1. A utility company delivers high voltage power and a transformer steps down the voltage from high to medium voltage for the site to consume. Hyperscale size sites typically reside near high voltage transmission lines so on-site substations (containing transformer, switchgear and other equipment) are required and either self-built or sourced via the utility. Depending on size and voltage class, substations cost $500k to $50M.

2. The switchgear transfers medium voltage power to a second transformer adjacent to the data hall (i.e. the room full of server racks) to step down from medium to low voltage.

3. Alongside the transformer is a back up generator (diesel, baby) that the site taps into in case of a power outage, in which case the Auto Transfer Switch (ATS) switches the power.

4. From here, power distributes along dual paths:

Toward the cooling equipment (more on this later)

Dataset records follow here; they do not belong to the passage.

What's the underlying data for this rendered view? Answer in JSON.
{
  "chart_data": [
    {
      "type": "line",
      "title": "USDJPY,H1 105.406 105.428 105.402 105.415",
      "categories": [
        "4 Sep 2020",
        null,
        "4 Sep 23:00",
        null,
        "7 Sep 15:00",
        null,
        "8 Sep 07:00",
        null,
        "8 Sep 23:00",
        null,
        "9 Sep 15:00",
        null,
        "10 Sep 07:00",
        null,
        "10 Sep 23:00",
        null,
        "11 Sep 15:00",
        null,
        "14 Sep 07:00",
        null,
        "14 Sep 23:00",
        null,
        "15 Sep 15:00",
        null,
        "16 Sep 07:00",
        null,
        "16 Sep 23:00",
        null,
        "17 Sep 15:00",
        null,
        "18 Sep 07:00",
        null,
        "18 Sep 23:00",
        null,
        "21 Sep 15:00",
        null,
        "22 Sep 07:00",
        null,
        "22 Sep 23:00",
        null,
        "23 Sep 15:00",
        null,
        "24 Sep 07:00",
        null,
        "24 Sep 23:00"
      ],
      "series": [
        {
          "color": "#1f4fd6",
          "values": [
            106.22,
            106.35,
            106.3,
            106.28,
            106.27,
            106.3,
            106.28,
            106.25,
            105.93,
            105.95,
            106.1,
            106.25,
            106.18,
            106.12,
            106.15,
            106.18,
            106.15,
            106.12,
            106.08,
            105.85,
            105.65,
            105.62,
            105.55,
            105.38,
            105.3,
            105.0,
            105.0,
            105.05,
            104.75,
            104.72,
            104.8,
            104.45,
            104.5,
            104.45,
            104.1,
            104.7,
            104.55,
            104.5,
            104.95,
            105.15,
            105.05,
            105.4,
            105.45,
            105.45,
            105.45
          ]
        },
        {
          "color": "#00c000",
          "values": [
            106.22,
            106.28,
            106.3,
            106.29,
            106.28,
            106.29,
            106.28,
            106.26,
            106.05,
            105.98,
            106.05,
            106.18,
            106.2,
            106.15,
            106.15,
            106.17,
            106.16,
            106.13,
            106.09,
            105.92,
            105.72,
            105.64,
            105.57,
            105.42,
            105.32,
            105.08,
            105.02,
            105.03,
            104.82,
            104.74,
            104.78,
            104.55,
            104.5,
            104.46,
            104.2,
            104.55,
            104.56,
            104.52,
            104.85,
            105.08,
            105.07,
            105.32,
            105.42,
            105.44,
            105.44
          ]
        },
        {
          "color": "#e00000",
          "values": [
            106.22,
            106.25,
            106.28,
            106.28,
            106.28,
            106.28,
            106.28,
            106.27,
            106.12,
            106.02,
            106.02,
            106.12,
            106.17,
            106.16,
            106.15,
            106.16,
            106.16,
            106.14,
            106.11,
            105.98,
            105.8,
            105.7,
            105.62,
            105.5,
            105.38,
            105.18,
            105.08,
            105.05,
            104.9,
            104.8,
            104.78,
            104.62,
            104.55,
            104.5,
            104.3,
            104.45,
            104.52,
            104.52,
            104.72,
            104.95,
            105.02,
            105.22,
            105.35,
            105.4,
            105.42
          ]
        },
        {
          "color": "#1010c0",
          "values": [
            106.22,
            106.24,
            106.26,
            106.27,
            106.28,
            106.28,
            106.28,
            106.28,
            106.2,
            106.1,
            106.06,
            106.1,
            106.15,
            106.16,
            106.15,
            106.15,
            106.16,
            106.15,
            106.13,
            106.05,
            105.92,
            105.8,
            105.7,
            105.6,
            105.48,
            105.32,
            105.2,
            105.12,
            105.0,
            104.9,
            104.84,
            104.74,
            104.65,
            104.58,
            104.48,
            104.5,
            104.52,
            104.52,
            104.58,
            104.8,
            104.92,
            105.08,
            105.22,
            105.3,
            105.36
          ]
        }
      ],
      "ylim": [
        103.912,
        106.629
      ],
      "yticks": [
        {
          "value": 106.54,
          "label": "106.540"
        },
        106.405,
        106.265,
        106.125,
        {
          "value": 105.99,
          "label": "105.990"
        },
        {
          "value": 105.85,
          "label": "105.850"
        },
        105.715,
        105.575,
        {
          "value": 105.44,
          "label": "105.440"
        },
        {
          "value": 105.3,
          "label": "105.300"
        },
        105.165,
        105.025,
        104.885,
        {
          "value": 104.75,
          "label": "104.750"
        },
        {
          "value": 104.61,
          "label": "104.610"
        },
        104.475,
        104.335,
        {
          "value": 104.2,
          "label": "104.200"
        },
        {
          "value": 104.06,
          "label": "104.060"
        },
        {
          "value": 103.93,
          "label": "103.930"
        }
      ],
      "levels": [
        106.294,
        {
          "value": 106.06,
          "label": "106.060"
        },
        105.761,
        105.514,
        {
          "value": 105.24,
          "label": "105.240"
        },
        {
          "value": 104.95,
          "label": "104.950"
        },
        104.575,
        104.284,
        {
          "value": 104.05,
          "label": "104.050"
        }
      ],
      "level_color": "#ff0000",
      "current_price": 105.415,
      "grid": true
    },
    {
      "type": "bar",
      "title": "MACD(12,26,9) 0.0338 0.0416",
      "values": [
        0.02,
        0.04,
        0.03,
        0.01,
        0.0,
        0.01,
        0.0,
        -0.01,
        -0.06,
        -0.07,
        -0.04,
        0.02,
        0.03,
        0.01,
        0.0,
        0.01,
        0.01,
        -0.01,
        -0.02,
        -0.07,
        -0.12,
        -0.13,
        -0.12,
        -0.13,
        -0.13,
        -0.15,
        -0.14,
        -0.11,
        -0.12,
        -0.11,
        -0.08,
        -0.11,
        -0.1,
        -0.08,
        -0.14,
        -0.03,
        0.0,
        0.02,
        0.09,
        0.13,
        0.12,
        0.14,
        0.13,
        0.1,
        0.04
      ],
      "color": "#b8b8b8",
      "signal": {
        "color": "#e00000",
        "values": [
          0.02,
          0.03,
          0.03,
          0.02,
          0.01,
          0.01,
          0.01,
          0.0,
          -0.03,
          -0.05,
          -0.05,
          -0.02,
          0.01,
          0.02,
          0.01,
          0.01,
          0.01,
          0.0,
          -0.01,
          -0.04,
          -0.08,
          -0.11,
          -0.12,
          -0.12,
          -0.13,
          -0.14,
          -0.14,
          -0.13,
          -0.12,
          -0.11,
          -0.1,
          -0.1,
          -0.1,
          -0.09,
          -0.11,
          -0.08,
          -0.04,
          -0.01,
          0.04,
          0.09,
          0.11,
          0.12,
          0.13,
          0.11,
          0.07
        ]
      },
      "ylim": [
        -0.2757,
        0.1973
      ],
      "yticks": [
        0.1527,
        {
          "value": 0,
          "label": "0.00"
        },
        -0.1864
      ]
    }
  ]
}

Toward the racks, as follows:

Power flows through a UPS (uninterruptible power supply) system - basically a back up system of 5 to 10 minute battery storage that kicks in instantly during power outages or fluctuations until the generator comes online.

Through the UPS, the power is supplied directly to the server racks via Power Distribution Units (PDUs) which is a fancy way of saying power strip on steroids, or growth hormones, or Chinese peptides. Make America strong again!

At long last, electricity from the PDU is delivered to the chip via power supply units (PSU) - a converter box that converts AC (alternating current) electricity into stable DC (direct current) - and voltage regulator modules (VRM) - a precision valve that fine tunes and stabilizes the voltage to feed CPUs and GPUs.

HOLY ACRONYMS. GOD BLESS DATA CENTER ENGINEERS.